“What would my mother and Laura say to this, I wonder?” thought the lad. Indeed old Pendennis’s morals were not their morals, nor was his wisdom theirs.
This affecting conversation between uncle and nephew had scarcely concluded, when Warrington came out of his bedroom, no longer in rags, but dressed like a gentleman, straight and tall and perfectly frank and good-humoured. He did the honours of his ragged sitting-room with as much ease as if it had been the finest apartment in London. And queer rooms they were in which the Major found his nephew. The carpet was full of holes—the table stained with many circles of Warrington’s previous ale-pots. There was a small library of law-books, books of poetry, and of mathematics, of which he was very fond. (He had been one of the hardest livers and hardest readers of his time at Oxbridge, where the name of Stunning Warrington was yet famous for beating bargemen, pulling matches, winning prizes, and drinking milk-punch.) A print of the old college hung up over the mantelpiece, and some battered volumes of Plato, bearing its well-known arms, were on the book-shelves. There were two easy-chairs; a standing reading-desk piled with bills; a couple of very meagre briefs on a broken-legged study-table. Indeed, there was scarcely any article of furniture that had not been in the wars, and was not wounded. “Look here, sir, here is Pen’s room. He is a dandy, and has got curtains to his bed, and wears shiny boots, and a silver dressing-case.” Indeed, Pen’s room was rather coquettishly arranged, and a couple of neat prints of opera-dancers, besides a drawing of Fairoaks, hung on the walls. In Warrington’s room there was scarcely any article of furniture, save a great shower-bath, and a heap of books by the bedside: where he lay upon straw like Margery Daw, and smoked his pipe, and read half through the night his favourite poetry or mathematics.

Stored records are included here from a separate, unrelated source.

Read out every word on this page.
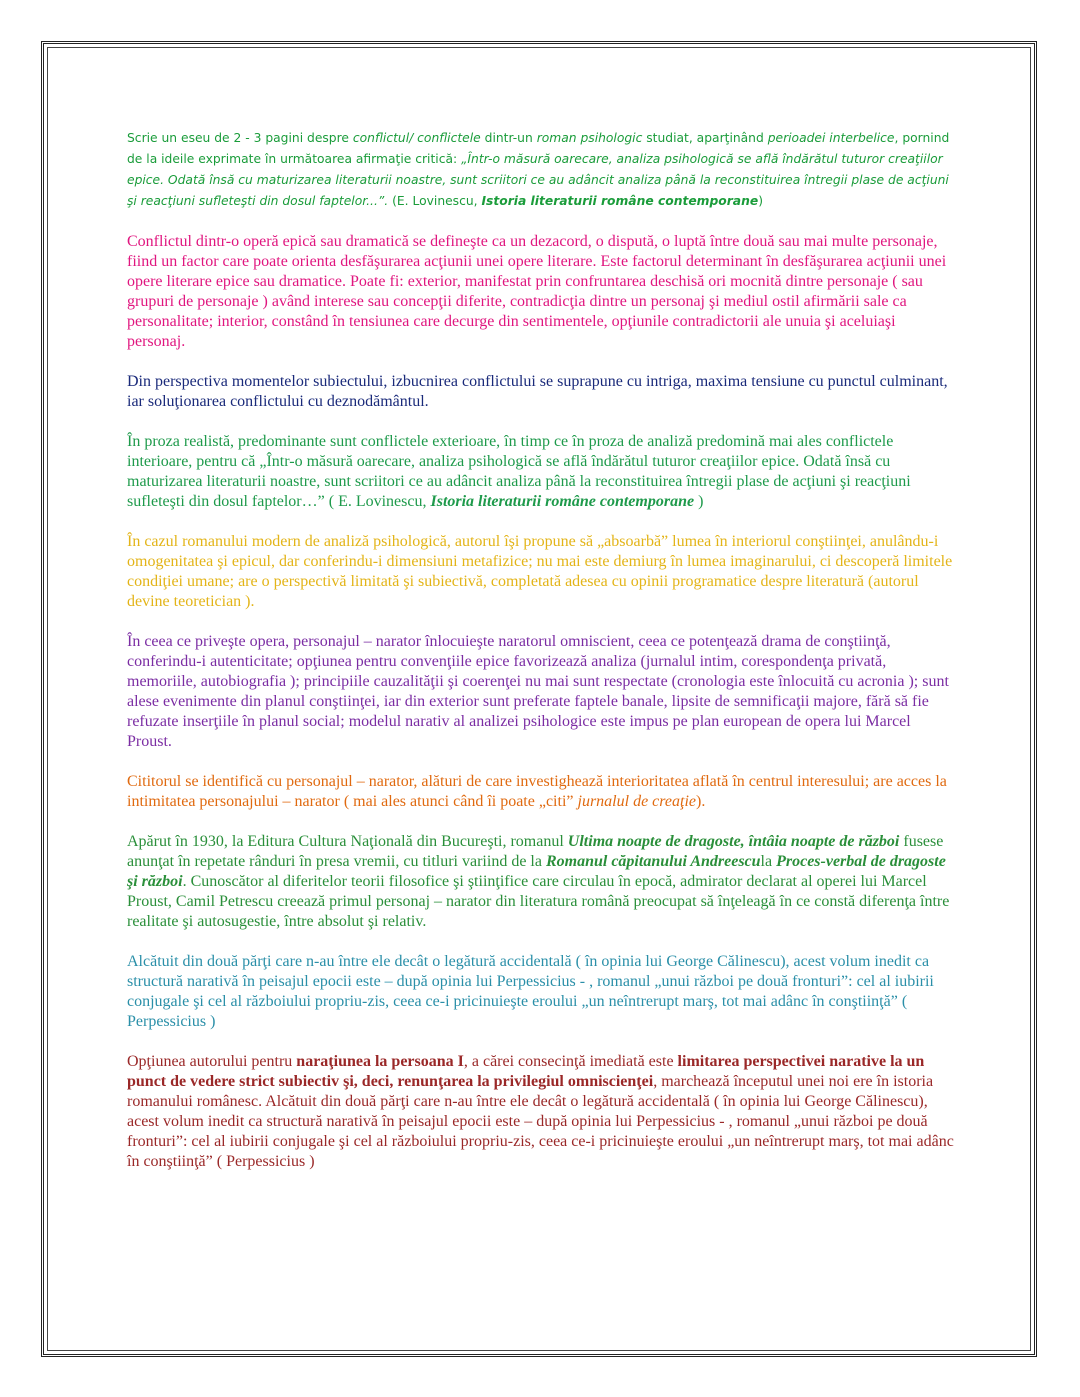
Scrie un eseu de 2 - 3 pagini despre conflictul/ conflictele dintr-un roman psihologic studiat, aparţinând perioadei interbelice, pornind de la ideile exprimate în următoarea afirmaţie critică: „Într-o măsură oarecare, analiza psihologică se află îndărătul tuturor creaţiilor epice. Odată însă cu maturizarea literaturii noastre, sunt scriitori ce au adâncit analiza până la reconstituirea întregii plase de acţiuni şi reacţiuni sufleteşti din dosul faptelor...”. (E. Lovinescu, Istoria literaturii române contemporane)

Conflictul dintr-o operă epică sau dramatică se defineşte ca un dezacord, o dispută, o luptă între două sau mai multe personaje, fiind un factor care poate orienta desfăşurarea acţiunii unei opere literare. Este factorul determinant în desfăşurarea acţiunii unei opere literare epice sau dramatice. Poate fi: exterior, manifestat prin confruntarea deschisă ori mocnită dintre personaje ( sau grupuri de personaje ) având interese sau concepţii diferite, contradicţia dintre un personaj şi mediul ostil afirmării sale ca personalitate; interior, constând în tensiunea care decurge din sentimentele, opţiunile contradictorii ale unuia şi aceluiaşi personaj.

Din perspectiva momentelor subiectului, izbucnirea conflictului se suprapune cu intriga, maxima tensiune cu punctul culminant, iar soluţionarea conflictului cu deznodământul.

În proza realistă, predominante sunt conflictele exterioare, în timp ce în proza de analiză predomină mai ales conflictele interioare, pentru că „Într-o măsură oarecare, analiza psihologică se află îndărătul tuturor creaţiilor epice. Odată însă cu maturizarea literaturii noastre, sunt scriitori ce au adâncit analiza până la reconstituirea întregii plase de acţiuni şi reacţiuni sufleteşti din dosul faptelor…” ( E. Lovinescu, Istoria literaturii române contemporane )

În cazul romanului modern de analiză psihologică, autorul îşi propune să „absoarbă” lumea în interiorul conştiinţei, anulându-i omogenitatea şi epicul, dar conferindu-i dimensiuni metafizice; nu mai este demiurg în lumea imaginarului, ci descoperă limitele condiţiei umane; are o perspectivă limitată şi subiectivă, completată adesea cu opinii programatice despre literatură (autorul devine teoretician ).

În ceea ce priveşte opera, personajul – narator înlocuieşte naratorul omniscient, ceea ce potenţează drama de conştiinţă, conferindu-i autenticitate; opţiunea pentru convenţiile epice favorizează analiza (jurnalul intim, corespondenţa privată, memoriile, autobiografia ); principiile cauzalităţii şi coerenţei nu mai sunt respectate (cronologia este înlocuită cu acronia ); sunt alese evenimente din planul conştiinţei, iar din exterior sunt preferate faptele banale, lipsite de semnificaţii majore, fără să fie refuzate inserţiile în planul social; modelul narativ al analizei psihologice este impus pe plan european de opera lui Marcel Proust.

Cititorul se identifică cu personajul – narator, alături de care investighează interioritatea aflată în centrul interesului; are acces la intimitatea personajului – narator ( mai ales atunci când îi poate „citi” jurnalul de creaţie).

Apărut în 1930, la Editura Cultura Naţională din Bucureşti, romanul Ultima noapte de dragoste, întâia noapte de război fusese anunţat în repetate rânduri în presa vremii, cu titluri variind de la Romanul căpitanului Andreescula Proces-verbal de dragoste şi război. Cunoscător al diferitelor teorii filosofice şi ştiinţifice care circulau în epocă, admirator declarat al operei lui Marcel Proust, Camil Petrescu creează primul personaj – narator din literatura română preocupat să înţeleagă în ce constă diferenţa între realitate şi autosugestie, între absolut şi relativ.

Alcătuit din două părţi care n-au între ele decât o legătură accidentală ( în opinia lui George Călinescu), acest volum inedit ca structură narativă în peisajul epocii este – după opinia lui Perpessicius - , romanul „unui război pe două fronturi”: cel al iubirii conjugale şi cel al războiului propriu-zis, ceea ce-i pricinuieşte eroului „un neîntrerupt marş, tot mai adânc în conştiinţă” ( Perpessicius )

Opţiunea autorului pentru naraţiunea la persoana I, a cărei consecinţă imediată este limitarea perspectivei narative la un punct de vedere strict subiectiv şi, deci, renunţarea la privilegiul omniscienţei, marchează începutul unei noi ere în istoria romanului românesc. Alcătuit din două părţi care n-au între ele decât o legătură accidentală ( în opinia lui George Călinescu), acest volum inedit ca structură narativă în peisajul epocii este – după opinia lui Perpessicius - , romanul „unui război pe două fronturi”: cel al iubirii conjugale şi cel al războiului propriu-zis, ceea ce-i pricinuieşte eroului „un neîntrerupt marş, tot mai adânc în conştiinţă” ( Perpessicius )
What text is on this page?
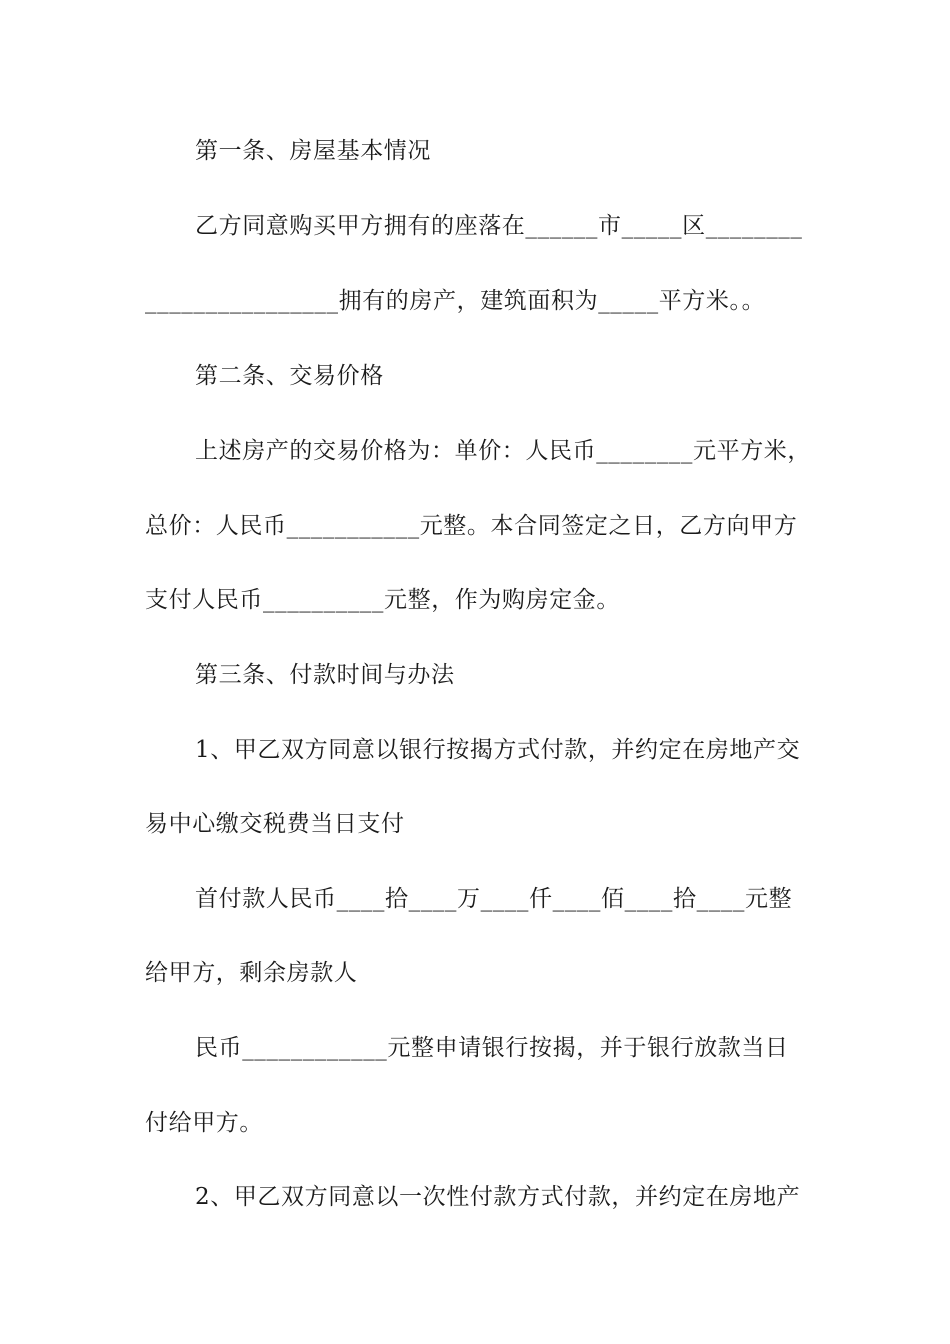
第一条、房屋基本情况
乙方同意购买甲方拥有的座落在______市_____区________
________________拥有的房产，建筑面积为_____平方米。。
第二条、交易价格
上述房产的交易价格为：单价：人民币________元平方米，
总价：人民币___________元整。本合同签定之日，乙方向甲方
支付人民币__________元整，作为购房定金。
第三条、付款时间与办法
1、甲乙双方同意以银行按揭方式付款，并约定在房地产交
易中心缴交税费当日支付
首付款人民币____拾____万____仟____佰____拾____元整
给甲方，剩余房款人
民币____________元整申请银行按揭，并于银行放款当日
付给甲方。
2、甲乙双方同意以一次性付款方式付款，并约定在房地产
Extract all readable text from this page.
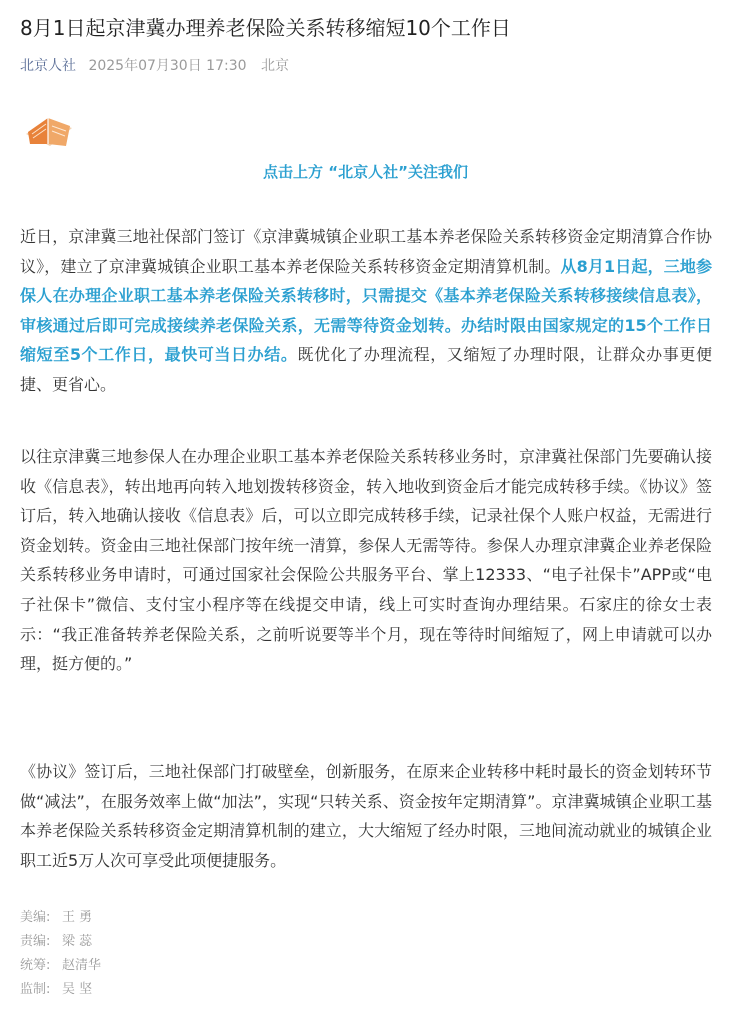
8月1日起京津冀办理养老保险关系转移缩短10个工作日
北京人社 2025年07月30日 17:30 北京
点击上方 “北京人社”关注我们

近日，京津冀三地社保部门签订《京津冀城镇企业职工基本养老保险关系转移资金定期清算合作协议》，建立了京津冀城镇企业职工基本养老保险关系转移资金定期清算机制。从8月1日起，三地参保人在办理企业职工基本养老保险关系转移时，只需提交《基本养老保险关系转移接续信息表》，审核通过后即可完成接续养老保险关系，无需等待资金划转。办结时限由国家规定的15个工作日缩短至5个工作日，最快可当日办结。既优化了办理流程，又缩短了办理时限，让群众办事更便捷、更省心。

以往京津冀三地参保人在办理企业职工基本养老保险关系转移业务时，京津冀社保部门先要确认接收《信息表》，转出地再向转入地划拨转移资金，转入地收到资金后才能完成转移手续。《协议》签订后，转入地确认接收《信息表》后，可以立即完成转移手续，记录社保个人账户权益，无需进行资金划转。资金由三地社保部门按年统一清算，参保人无需等待。参保人办理京津冀企业养老保险关系转移业务申请时，可通过国家社会保险公共服务平台、掌上12333、“电子社保卡”APP或“电子社保卡”微信、支付宝小程序等在线提交申请，线上可实时查询办理结果。石家庄的徐女士表示：“我正准备转养老保险关系，之前听说要等半个月，现在等待时间缩短了，网上申请就可以办理，挺方便的。”

《协议》签订后，三地社保部门打破壁垒，创新服务，在原来企业转移中耗时最长的资金划转环节做“减法”，在服务效率上做“加法”，实现“只转关系、资金按年定期清算”。京津冀城镇企业职工基本养老保险关系转移资金定期清算机制的建立，大大缩短了经办时限，三地间流动就业的城镇企业职工近5万人次可享受此项便捷服务。

美编: 王 勇
责编: 梁 蕊
统筹: 赵清华
监制: 吴 坚
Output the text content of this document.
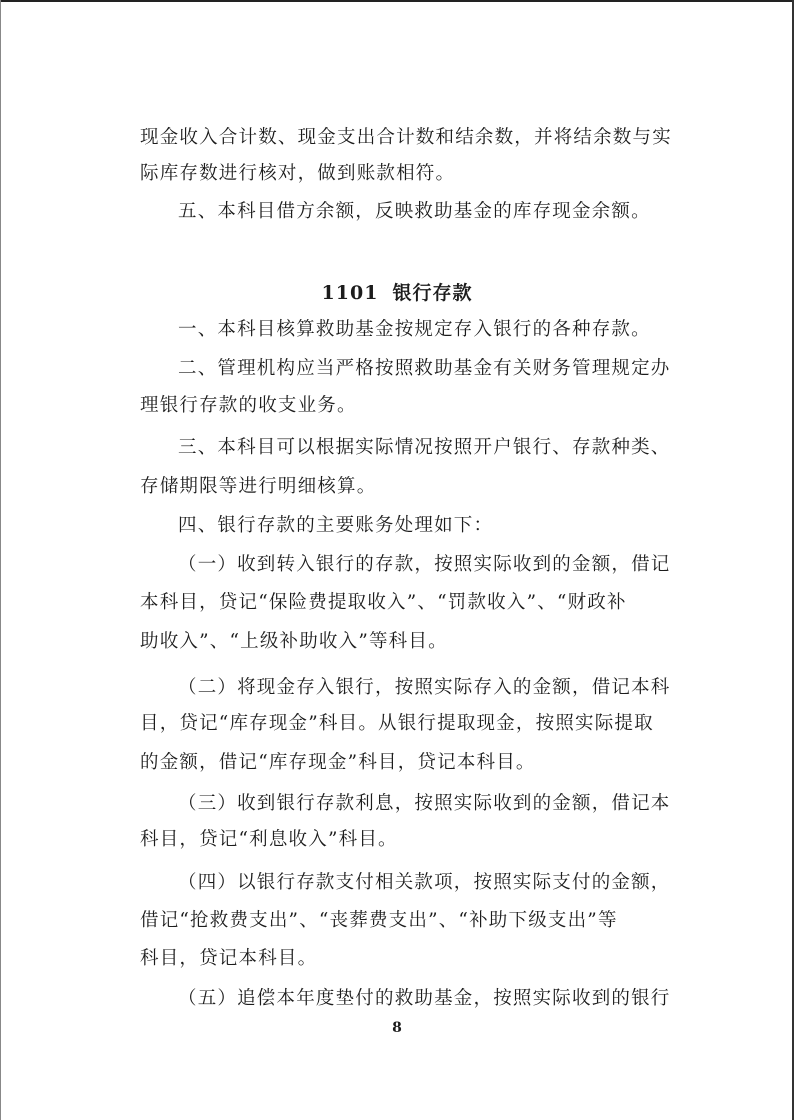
现金收入合计数、现金支出合计数和结余数，并将结余数与实
际库存数进行核对，做到账款相符。
五、本科目借方余额，反映救助基金的库存现金余额。
1101 银行存款
一、本科目核算救助基金按规定存入银行的各种存款。
二、管理机构应当严格按照救助基金有关财务管理规定办
理银行存款的收支业务。
三、本科目可以根据实际情况按照开户银行、存款种类、
存储期限等进行明细核算。
四、银行存款的主要账务处理如下：
（一）收到转入银行的存款，按照实际收到的金额，借记
本科目，贷记“保险费提取收入”、“罚款收入”、“财政补
助收入”、“上级补助收入”等科目。
（二）将现金存入银行，按照实际存入的金额，借记本科
目，贷记“库存现金”科目。从银行提取现金，按照实际提取
的金额，借记“库存现金”科目，贷记本科目。
（三）收到银行存款利息，按照实际收到的金额，借记本
科目，贷记“利息收入”科目。
（四）以银行存款支付相关款项，按照实际支付的金额，
借记“抢救费支出”、“丧葬费支出”、“补助下级支出”等
科目，贷记本科目。
（五）追偿本年度垫付的救助基金，按照实际收到的银行
8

When he had completed his simple toilette, Mr. Warrington came out of this room, and proceeded to the cupboard to search for his breakfast.
“Might I offer you a mutton-chop, sir? We cook ’em ourselves hot and hot: and I am teaching Pen the first principles of law, cooking, and morality at the same time. He’s a lazy beggar, sir, and too much of a dandy.”
And so saying, Mr. Warrington wiped a gridiron with a piece of paper, put it on the fire, and on it two mutton-chops, and took from the cupboard a couple of plates and some knives and silver forks, and castors.
“Say but a word, Major Pendennis,” he said; “there’s another chop in the cupboard, or Pidgeon shall go out and get you anything you like.”
Major Pendennis sate in wonder and amusement, but he said he had just breakfasted, and wouldn’t have any lunch. So Warrington cooked the chops, and popped them hissing hot upon the plates.
Pen fell to at his chop with a good appetite, after looking up at his uncle, and seeing that gentleman was still in good-humour.
“You see, sir,” Warrington said, “Mrs. Flanagan isn’t here to do ’em, and we can’t employ the boy, for the little beggar is all day occupied cleaning Pen’s boots. And now for another swig at the beer. Pen drinks tea; it’s only fit for old women.”
“And so you were at Lady Whiston’s last night,” the Major said, not in truth knowing what observation to make to this rough diamond.